30.2 Goals of Hyperparameter Tuning

The goal of hyperparameter tuning is to optimize the hyperparameters in a way that improves the performance of the machine learning or deep learning model. Hyperparameters are parameters that are not learned during the training process, but are set before the training process begins. Hyperparameter tuning is an important, but often difficult and computationally intensive task. Changing the architecture of a neural network or the learning rate of an optimizer can have a significant impact on the performance.

Hyperparameter tuning is referred to as “hyperparameter optimization” (HPO) in the literature. However, since we do not consider the optimization, but also the understanding of the hyperparameters, we use the term “hyperparameter tuning” in this book. See also the discussion in Chapter 2 of Bartz et al. (2022), which lays the groundwork and presents an introduction to the process of tuning Machine Learning and Deep Learning hyperparameters and the respective methodology. Since the key elements such as the hyperparameter tuning process and measures of tunability and performance are presented in Bartz et al. (2022), we refer to this chapter for details.

The simplest, but also most computationally expensive, hyperparameter tuning approach uses manual search (or trial-and-error (Meignan et al. 2015)). Commonly encountered is simple random search, i.e., random and repeated selection of hyperparameters for evaluation, and lattice search (“grid search”). In addition, methods that perform directed search and other model-free algorithms, i.e., algorithms that do not explicitly rely on a model, e.g., evolution strategies (Bartz-Beielstein et al. 2014) or pattern search (Lewis, Torczon, and Trosset 2000) play an important role. Also, “hyperband”, i.e., a multi-armed bandit strategy that dynamically allocates resources to a set of random configurations and uses successive bisections to stop configurations with poor performance (Li et al. 2016), is very common in hyperparameter tuning. The most sophisticated and efficient approaches are the Bayesian optimization and surrogate model based optimization methods, which are based on the optimization of cost functions determined by simulations or experiments.

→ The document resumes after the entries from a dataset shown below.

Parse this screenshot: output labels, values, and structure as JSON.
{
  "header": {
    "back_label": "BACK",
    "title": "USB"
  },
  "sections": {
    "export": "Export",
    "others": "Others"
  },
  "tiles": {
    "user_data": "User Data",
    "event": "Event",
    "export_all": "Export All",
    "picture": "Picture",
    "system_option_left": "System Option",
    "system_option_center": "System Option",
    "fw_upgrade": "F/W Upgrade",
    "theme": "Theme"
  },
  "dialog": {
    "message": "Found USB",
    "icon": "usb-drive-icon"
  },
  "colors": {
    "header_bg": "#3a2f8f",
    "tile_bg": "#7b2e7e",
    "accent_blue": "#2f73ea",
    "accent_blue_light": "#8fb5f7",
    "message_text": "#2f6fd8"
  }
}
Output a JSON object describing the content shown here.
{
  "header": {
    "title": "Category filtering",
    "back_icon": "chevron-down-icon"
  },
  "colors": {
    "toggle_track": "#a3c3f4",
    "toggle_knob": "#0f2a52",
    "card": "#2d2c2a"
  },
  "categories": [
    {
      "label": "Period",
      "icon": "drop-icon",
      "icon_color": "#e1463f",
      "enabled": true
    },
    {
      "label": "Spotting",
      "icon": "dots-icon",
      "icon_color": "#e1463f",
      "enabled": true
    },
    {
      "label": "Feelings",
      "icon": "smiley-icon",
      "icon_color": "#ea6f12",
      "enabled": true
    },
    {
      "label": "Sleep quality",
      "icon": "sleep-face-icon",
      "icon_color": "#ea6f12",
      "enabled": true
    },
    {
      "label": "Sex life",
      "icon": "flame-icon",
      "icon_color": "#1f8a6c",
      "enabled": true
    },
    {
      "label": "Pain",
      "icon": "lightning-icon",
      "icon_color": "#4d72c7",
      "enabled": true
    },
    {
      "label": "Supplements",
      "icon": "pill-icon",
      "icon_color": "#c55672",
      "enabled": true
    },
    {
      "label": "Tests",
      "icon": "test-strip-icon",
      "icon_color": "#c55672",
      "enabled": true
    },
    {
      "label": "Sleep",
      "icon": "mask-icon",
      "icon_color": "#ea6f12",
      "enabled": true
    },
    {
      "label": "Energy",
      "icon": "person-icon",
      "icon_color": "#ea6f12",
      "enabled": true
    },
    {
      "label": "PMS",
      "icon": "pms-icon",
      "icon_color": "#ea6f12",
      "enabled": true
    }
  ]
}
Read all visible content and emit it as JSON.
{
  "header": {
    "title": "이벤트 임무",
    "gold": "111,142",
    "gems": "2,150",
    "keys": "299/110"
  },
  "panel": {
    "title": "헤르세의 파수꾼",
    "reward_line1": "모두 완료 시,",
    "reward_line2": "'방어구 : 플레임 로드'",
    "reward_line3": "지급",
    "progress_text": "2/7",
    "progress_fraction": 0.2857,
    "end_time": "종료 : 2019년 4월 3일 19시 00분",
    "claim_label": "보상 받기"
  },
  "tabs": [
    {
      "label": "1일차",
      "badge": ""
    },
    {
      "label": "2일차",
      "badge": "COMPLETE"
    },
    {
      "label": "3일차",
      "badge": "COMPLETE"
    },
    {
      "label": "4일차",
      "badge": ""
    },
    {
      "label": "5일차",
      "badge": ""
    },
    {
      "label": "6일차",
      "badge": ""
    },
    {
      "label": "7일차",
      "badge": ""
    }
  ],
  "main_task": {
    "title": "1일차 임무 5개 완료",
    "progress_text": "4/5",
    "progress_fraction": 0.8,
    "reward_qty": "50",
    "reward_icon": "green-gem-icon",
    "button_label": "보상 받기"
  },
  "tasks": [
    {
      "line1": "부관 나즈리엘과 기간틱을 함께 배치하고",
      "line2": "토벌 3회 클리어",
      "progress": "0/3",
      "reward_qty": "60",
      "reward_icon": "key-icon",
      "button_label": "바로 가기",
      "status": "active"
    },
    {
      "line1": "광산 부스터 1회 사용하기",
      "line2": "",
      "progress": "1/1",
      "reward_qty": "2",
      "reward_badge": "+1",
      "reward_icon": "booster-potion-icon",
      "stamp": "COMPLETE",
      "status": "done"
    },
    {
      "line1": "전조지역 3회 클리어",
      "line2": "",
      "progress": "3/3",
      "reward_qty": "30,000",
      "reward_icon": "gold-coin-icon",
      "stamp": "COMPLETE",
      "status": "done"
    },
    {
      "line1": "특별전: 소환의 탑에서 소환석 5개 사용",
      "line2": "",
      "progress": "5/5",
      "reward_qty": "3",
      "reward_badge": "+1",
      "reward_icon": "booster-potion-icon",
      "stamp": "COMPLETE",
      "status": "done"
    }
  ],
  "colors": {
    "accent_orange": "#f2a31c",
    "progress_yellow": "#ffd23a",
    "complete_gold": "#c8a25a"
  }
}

We consider a surrogate optimization based hyperparameter tuning approach that uses the Python version of the SPOT (“Sequential Parameter Optimization Toolbox”) (Bartz-Beielstein, Lasarczyk, and Preuss 2005), which is suitable for situations where only limited resources are available. This may be due to limited availability and cost of hardware, or due to the fact that confidential data may only be processed locally, e.g., due to legal requirements. Furthermore, in our approach, the understanding of algorithms is seen as a key tool for enabling transparency and explainability. This can be enabled, for example, by quantifying the contribution of machine learning and deep learning components (nodes, layers, split decisions, activation functions, etc.). Understanding the importance of hyperparameters and the interactions between multiple hyperparameters plays a major role in the interpretability and explainability of machine learning models. SPOT provides statistical tools for understanding hyperparameters and their interactions. Last but not least, it should be noted that the SPOT software code is available in the open source spotpython package on github¹, allowing replicability of the results. This tutorial describes the Python variant of SPOT, which is called spotpython. The R implementation is described in Bartz et al. (2022). SPOT is an established open source software that has been maintained for more than 15 years (Bartz-Beielstein, Lasarczyk, and Preuss 2005) (Bartz et al. 2022).

https://github.com/sequential-parameter-optimization ↩︎